We reviewed Statistics Canada data on subsidies to industries and Canada. We found $1.9 billion in subsidies to oil and gas between 2010 and 2016. But we also found $12.6 billion in subsidies to the motion picture sector during the same years, as well as $12.8 billion to crop production and $27.8 billion to public transit.
(A caveat: The Statistics Canada data includes tax expenditures, which adds to the difficulty of getting to subsidy definitions as cash payments only. In addition, limitations in the data preclude estimates of capital subsidies or pre-2010 payments. Think of the $13.7 billion in taxpayer subsidies to the automotive sector during the 2008-09 financial crisis.)
When considering competing claims of which sectors are the most subsidized – this may soon be an Olympic sport for economists to measure given government activity this year – consider a significant subsidy pointed to by the Ontario Auditor General in 2015: The global adjustment fees on Ontarians’ power bills is a subsidy to utility and energy companies.
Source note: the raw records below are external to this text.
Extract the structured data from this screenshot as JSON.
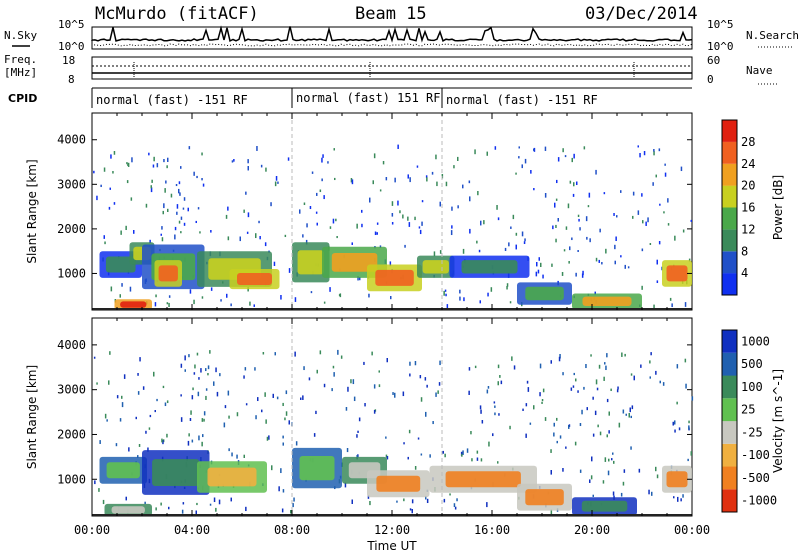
{
  "header": {
    "station": "McMurdo (fitACF)",
    "beam": "Beam 15",
    "date": "03/Dec/2014"
  },
  "noise_panel": {
    "left_label": "N.Sky",
    "right_label": "N.Search",
    "left_ticks": [
      "10^5",
      "10^0"
    ],
    "right_ticks": [
      "10^5",
      "10^0"
    ]
  },
  "freq_panel": {
    "left_label_1": "Freq.",
    "left_label_2": "[MHz]",
    "right_label": "Nave",
    "left_ticks": [
      "18",
      "8"
    ],
    "right_ticks": [
      "60",
      "0"
    ]
  },
  "cpid": {
    "label": "CPID",
    "segments": [
      {
        "label": "normal (fast) -151 RF",
        "start_hour": 0
      },
      {
        "label": "normal (fast) 151 RF",
        "start_hour": 8
      },
      {
        "label": "normal (fast) -151 RF",
        "start_hour": 14
      }
    ]
  },
  "colors": {
    "power": [
      "#1030f0",
      "#2050c8",
      "#3a8a5a",
      "#4aa84a",
      "#c8d020",
      "#f0a020",
      "#f06020",
      "#e02010"
    ],
    "velocity": [
      "#1030c0",
      "#2060b0",
      "#3a8a5a",
      "#60c050",
      "#c8c8c0",
      "#f0b040",
      "#f08020",
      "#e03010"
    ],
    "velocity_slow": "#c8c8c0",
    "velocity_neg": "#f08020",
    "velocity_pos": "#3a8a5a"
  },
  "chart_data": [
    {
      "type": "heatmap",
      "title": "Power",
      "xlabel": "",
      "ylabel": "Slant Range [km]",
      "x_unit": "UT hours",
      "xlim": [
        0,
        24
      ],
      "ylim": [
        180,
        4600
      ],
      "y_ticks": [
        1000,
        2000,
        3000,
        4000
      ],
      "colorbar_label": "Power [dB]",
      "colorbar_ticks": [
        "4",
        "8",
        "12",
        "16",
        "20",
        "24",
        "28"
      ],
      "regions": [
        {
          "x": [
            0.9,
            2.4
          ],
          "y": [
            180,
            420
          ],
          "level": 7
        },
        {
          "x": [
            0.3,
            2.0
          ],
          "y": [
            900,
            1500
          ],
          "level": 2
        },
        {
          "x": [
            1.5,
            2.5
          ],
          "y": [
            1200,
            1700
          ],
          "level": 4
        },
        {
          "x": [
            2.0,
            4.5
          ],
          "y": [
            650,
            1650
          ],
          "level": 3
        },
        {
          "x": [
            2.5,
            3.6
          ],
          "y": [
            700,
            1300
          ],
          "level": 6
        },
        {
          "x": [
            4.2,
            7.2
          ],
          "y": [
            700,
            1500
          ],
          "level": 4
        },
        {
          "x": [
            5.5,
            7.5
          ],
          "y": [
            650,
            1100
          ],
          "level": 6
        },
        {
          "x": [
            8.0,
            9.5
          ],
          "y": [
            800,
            1700
          ],
          "level": 4
        },
        {
          "x": [
            9.2,
            11.8
          ],
          "y": [
            900,
            1600
          ],
          "level": 5
        },
        {
          "x": [
            11.0,
            13.2
          ],
          "y": [
            600,
            1200
          ],
          "level": 6
        },
        {
          "x": [
            13.0,
            14.5
          ],
          "y": [
            900,
            1400
          ],
          "level": 4
        },
        {
          "x": [
            14.3,
            17.5
          ],
          "y": [
            900,
            1400
          ],
          "level": 2
        },
        {
          "x": [
            17.0,
            19.2
          ],
          "y": [
            300,
            800
          ],
          "level": 3
        },
        {
          "x": [
            19.2,
            22.0
          ],
          "y": [
            200,
            550
          ],
          "level": 5
        },
        {
          "x": [
            22.8,
            24.0
          ],
          "y": [
            700,
            1300
          ],
          "level": 6
        }
      ]
    },
    {
      "type": "heatmap",
      "title": "Velocity",
      "xlabel": "Time UT",
      "ylabel": "Slant Range [km]",
      "x_ticks": [
        "00:00",
        "04:00",
        "08:00",
        "12:00",
        "16:00",
        "20:00",
        "00:00"
      ],
      "xlim": [
        0,
        24
      ],
      "ylim": [
        180,
        4600
      ],
      "y_ticks": [
        1000,
        2000,
        3000,
        4000
      ],
      "colorbar_label": "Velocity [m s^-1]",
      "colorbar_ticks": [
        "1000",
        "500",
        "100",
        "25",
        "-25",
        "-100",
        "-500",
        "-1000"
      ],
      "regions": [
        {
          "x": [
            0.5,
            2.4
          ],
          "y": [
            180,
            450
          ],
          "level": 4
        },
        {
          "x": [
            0.3,
            2.2
          ],
          "y": [
            900,
            1500
          ],
          "level": 3
        },
        {
          "x": [
            2.0,
            4.7
          ],
          "y": [
            650,
            1650
          ],
          "level": 2
        },
        {
          "x": [
            4.2,
            7.0
          ],
          "y": [
            700,
            1400
          ],
          "level": 5
        },
        {
          "x": [
            8.0,
            10.0
          ],
          "y": [
            800,
            1700
          ],
          "level": 3
        },
        {
          "x": [
            10.0,
            11.8
          ],
          "y": [
            900,
            1500
          ],
          "level": 4
        },
        {
          "x": [
            11.0,
            13.5
          ],
          "y": [
            600,
            1200
          ],
          "level": 6
        },
        {
          "x": [
            13.5,
            17.8
          ],
          "y": [
            700,
            1300
          ],
          "level": 6
        },
        {
          "x": [
            17.0,
            19.2
          ],
          "y": [
            300,
            900
          ],
          "level": 6
        },
        {
          "x": [
            19.2,
            21.8
          ],
          "y": [
            200,
            600
          ],
          "level": 2
        },
        {
          "x": [
            22.8,
            24.0
          ],
          "y": [
            700,
            1300
          ],
          "level": 6
        }
      ]
    }
  ]
}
The Auditor General characterized them as “excess payments to generators over the market price for electricity.”
The Auditor General said those subsidies were worth $37 billion between 2006 and 2014. Those payments were made not for the development of oil and gas assets, but for shutting down coal-fired electricity and for multiple Ontario green energy projects.
By any estimate, that would appear to make Ontario’s experiment in renewable energy the most subsidized energy activity in the country.
Those who claim oil is dead – and do so by claiming Canadian oil and gas companies were massively subsidized with billions of dollars annually – are wrong on the facts and about the sector.
Mark Milke is executive director of research and Lennie Kaplan is chief research analyst at the Canadian Energy Centre, an Alberta government corporation funded in part by taxes paid by industry on carbon emissions. They are authors of Analyzing claims about oil and gas subsidies.